A new digital archive, and a program of frequent public screenings and exhibitions, has been created for the South Side Home Movie Project, which was started in 2005 by University professor Jacqueline Stewart. The Project archives, digitizes, and publicly screens the home movies of South Side families produced from 1929–1982 on 16 mm, 8 mm, and Super 8 films.
According to Stewart, by collecting and screening the experiences and minutiae of the films’ predominantly Black South Side families, the Project aims to challenge the negative images and stereotypes of the South Side that pervade American media.
Stewart began the project after she was unable to find early Black films for her research, according to Candace Ming, the project’s archivist. “She knew they had to exist, and she likes to say she was nosy,” Ming said. “Ordinary Black families had to have films that documented their lives, and of course she was right.”
When Stewart began collecting the films, the families involved were often skeptical of the films’ value, believing that they were so personal that they would be boring to outside viewers.
However, audience reactions to public screenings of the home movies proved otherwise. According to Stewart, at one public viewing, a white family from Bridgeport and a Black family from neighboring Bronzeville began engaging in conversation after recognizing having owned the same sofa as the one depicted in the film.
Ming also described viewers recognizing streets, or even people, from the films. She added that the films’ universal themes, such as parental affection, allow the films to transcend divisions of race and class. “After watching all these movies, it’s like, ‘Hey, I’m part of your family now,’” Ming said.

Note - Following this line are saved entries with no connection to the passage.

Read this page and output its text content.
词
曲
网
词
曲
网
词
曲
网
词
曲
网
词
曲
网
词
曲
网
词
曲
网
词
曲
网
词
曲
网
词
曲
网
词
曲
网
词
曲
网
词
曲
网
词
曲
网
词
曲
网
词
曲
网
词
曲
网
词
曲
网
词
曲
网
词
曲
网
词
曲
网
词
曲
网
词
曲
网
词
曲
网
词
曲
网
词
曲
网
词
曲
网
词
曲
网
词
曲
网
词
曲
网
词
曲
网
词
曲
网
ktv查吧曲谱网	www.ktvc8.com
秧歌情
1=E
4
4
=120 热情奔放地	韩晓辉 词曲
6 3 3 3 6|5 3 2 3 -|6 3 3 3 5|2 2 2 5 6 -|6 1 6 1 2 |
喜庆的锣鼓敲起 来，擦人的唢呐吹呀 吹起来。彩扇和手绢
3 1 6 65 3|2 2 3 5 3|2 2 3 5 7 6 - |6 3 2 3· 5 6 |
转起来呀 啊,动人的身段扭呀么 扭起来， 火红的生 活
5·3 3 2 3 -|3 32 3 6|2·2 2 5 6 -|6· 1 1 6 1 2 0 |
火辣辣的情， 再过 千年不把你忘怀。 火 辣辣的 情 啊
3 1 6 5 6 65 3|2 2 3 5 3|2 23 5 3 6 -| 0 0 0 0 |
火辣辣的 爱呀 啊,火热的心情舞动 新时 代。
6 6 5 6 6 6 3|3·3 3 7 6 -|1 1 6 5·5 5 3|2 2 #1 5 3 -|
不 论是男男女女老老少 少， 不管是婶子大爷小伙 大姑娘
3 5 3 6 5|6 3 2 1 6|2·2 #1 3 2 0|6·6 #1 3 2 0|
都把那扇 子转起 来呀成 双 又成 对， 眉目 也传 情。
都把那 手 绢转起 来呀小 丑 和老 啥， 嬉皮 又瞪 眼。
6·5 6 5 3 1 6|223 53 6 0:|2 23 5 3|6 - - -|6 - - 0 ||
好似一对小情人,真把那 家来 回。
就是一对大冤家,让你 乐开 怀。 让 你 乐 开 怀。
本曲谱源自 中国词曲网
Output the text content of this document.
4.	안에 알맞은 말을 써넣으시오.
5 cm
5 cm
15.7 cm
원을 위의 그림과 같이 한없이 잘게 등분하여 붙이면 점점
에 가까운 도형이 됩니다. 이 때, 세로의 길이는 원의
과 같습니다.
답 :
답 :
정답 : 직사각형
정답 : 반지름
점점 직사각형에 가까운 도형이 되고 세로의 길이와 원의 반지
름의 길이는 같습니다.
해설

In addition, in depicting the private lives of South Side residents, the films shed new light on historical events by presenting them from the perspectives of many different individuals. In an interview with WBEZ, Ming described one of her favorite film reels, a longer 20-minute movie that documents historical events such as the Bud Billiken parade, the largest African American parade in the nation, and the 1963 school boycott against the segregationist policies of the Chicago Public Schools. One of the films also includes the memorial march for Medgar Evers and features his widow Myrlie Evers-Williams.
“People really respond to this footage…because it’s showing such a different perspective of the South Side,” Ming said of the films’ effects on their contributors, who are primarily South Side residents. She added that the films have proven especially powerful for children and teenagers, who are constantly inundated with negative depictions of their communities in the media.
In 2017, teenage South Siders responded to the home movies by making their own films. The project, entitled “Breaking Barriers,” used cell phone footage and clips from the South Side Home Movie project to compare common portrayals of the South Side with the teenagers’ own experiences.
The Home Movie project also provides families or individuals with the opportunity to see their home movies, very often for the first time. According to Ming, many people who brought in their family film reels had thrown out the equipment to view the films and brought the movies to Stewart’s project in order to be able to see what was on them.
Ming added that Stewart believes in allowing viewers to see the original footage played on the original equipment, which is at odds with traditional archiving principles of avoiding screening unique prints to assure preservation of the film. “Working with Jackie has changed…how I view archiving,” she said.
The project is expanding its collection by the day, Ming said. Stewart professed her desire to obtain resources that would allow videotaped movies to be added to the collection. Videotaping was an affordable option and many of the family movies were captured on tape, but digitizing these films is an expensive process.
“The camcorder…is cheaper, and opens up a broader range of family demographics,” Stewart said.